Right now, the Penguins have three iPads on the bench, but Saucier joked that they’re in such high demand they may need to re-evaluate that.
“I think when we first got them, it seemed like, why do we need three?” Saucier said. “But now Rex can’t get his hands on one when he wants to see something and we have three players watching something, so we might need some more.”
Recchi said that he needs two all the time for just the forwards, but it’s not always easy to procure them.
“I go to look at something and I’m like, ‘where the heck are my iPads?’ And they’re all looking at them,” he laughed. “They all got it down pretty good now, too. They’re looking right at the end of their shifts. It’s a good tool for them because they can see. It might be even getting a shot on goal, what did they see on a replay, or something like that. So it’s a huge benefit for everybody.”
Especially for this Penguins team, a mix of elite superstars and young talent who are all constantly trying to get better and better each and every day.
“They watch a lot of video, really just on their own, it’s not mandated at all,” Saucier said. “But they all watch, they watch their shifts, they want to get better and having it immediately on the bench is huge. I think it’s helped a lot for especially our guys, the types of personalities and types of learners we have.”
That starts with Crosby, who’s known for his incredible work ethic. As Sullivan has said, Crosby isn’t as good as he is by accident.
“As long as I’ve been associated with this league I don’t know that I’ve been around a player that has the same work ethic as Sid does as far as that insatiable appetite to try to just get better and be the best,” Sullivan continued. “And I think that’s why he’s as good as he is.”
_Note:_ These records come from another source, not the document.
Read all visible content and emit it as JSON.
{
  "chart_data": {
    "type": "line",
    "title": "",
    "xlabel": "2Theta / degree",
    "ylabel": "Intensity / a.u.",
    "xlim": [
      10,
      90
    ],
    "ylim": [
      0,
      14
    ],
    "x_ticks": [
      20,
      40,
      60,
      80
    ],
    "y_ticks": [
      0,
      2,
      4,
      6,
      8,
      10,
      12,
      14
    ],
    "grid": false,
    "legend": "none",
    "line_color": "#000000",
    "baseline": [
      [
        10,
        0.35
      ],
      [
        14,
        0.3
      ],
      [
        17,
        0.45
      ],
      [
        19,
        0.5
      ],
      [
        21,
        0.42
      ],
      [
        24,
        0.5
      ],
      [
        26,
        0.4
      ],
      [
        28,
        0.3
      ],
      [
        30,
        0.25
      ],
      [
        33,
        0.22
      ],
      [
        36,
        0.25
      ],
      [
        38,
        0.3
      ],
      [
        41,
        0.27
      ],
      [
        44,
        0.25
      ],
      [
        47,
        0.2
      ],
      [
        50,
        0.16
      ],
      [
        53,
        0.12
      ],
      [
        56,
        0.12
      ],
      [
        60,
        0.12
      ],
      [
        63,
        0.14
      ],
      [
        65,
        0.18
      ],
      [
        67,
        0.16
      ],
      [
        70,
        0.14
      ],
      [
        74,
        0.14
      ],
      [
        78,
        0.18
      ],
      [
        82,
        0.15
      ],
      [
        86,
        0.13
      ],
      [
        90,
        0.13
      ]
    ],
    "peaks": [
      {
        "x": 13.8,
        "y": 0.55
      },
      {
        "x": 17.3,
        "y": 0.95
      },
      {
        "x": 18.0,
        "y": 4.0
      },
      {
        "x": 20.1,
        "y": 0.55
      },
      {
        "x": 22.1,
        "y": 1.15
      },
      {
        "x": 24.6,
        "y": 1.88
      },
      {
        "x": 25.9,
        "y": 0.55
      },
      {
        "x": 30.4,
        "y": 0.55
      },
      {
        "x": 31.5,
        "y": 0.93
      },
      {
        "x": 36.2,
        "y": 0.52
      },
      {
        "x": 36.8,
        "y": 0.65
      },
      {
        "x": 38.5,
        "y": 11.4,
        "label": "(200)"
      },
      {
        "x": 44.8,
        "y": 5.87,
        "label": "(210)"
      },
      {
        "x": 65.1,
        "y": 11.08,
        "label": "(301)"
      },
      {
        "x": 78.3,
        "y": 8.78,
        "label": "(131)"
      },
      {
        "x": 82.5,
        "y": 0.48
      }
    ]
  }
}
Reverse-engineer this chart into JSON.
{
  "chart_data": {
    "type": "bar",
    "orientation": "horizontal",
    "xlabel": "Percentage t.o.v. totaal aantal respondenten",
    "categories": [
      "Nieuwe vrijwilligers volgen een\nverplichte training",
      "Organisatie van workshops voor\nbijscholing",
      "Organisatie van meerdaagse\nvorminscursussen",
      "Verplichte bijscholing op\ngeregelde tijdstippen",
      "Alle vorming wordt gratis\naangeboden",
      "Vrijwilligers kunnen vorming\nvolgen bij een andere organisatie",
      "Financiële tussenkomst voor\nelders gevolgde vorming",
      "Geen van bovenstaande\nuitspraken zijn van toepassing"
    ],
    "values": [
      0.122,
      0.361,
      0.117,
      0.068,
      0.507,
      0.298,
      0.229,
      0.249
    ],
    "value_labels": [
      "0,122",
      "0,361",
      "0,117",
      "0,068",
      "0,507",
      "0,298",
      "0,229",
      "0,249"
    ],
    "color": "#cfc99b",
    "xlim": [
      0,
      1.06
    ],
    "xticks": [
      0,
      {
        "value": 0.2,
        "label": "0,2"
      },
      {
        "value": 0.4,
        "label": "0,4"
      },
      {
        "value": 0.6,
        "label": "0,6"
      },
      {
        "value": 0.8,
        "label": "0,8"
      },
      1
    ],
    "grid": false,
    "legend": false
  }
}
Crosby thinks the game on another level, so he usually knows exactly when everything happened on the ice, and it doesn’t take him long for him to find what he’s looking for. At that point, he can look at the play and make his own adjustments, or have a visual tool to help explain to his teammates how to handle a certain situation.
“I think before, you’d have to wait till the end of the period,” Crosby said. “You’d go over the power play, you might not adjust or you might not see something because you don’t get a chance to really sit down and look at it for a period or so. So it’s nice to not necessarily waste time, but that you can look at it quickly and maybe adjust a little bit more on the fly than you typically would.”
But Crosby pointed out that it’s important not to get overly reliant on the iPads.
“I think sometimes it can be too much, too,” he said. “You don’t want to get caught. The game’s not static where you can just lay everything out the way you want to. But it’s nice to be able to look at that stuff sometimes. I think just knowing that the game is pretty free-flowing, a lot of things happen out there, but it’s a nice tool to have when you need it.”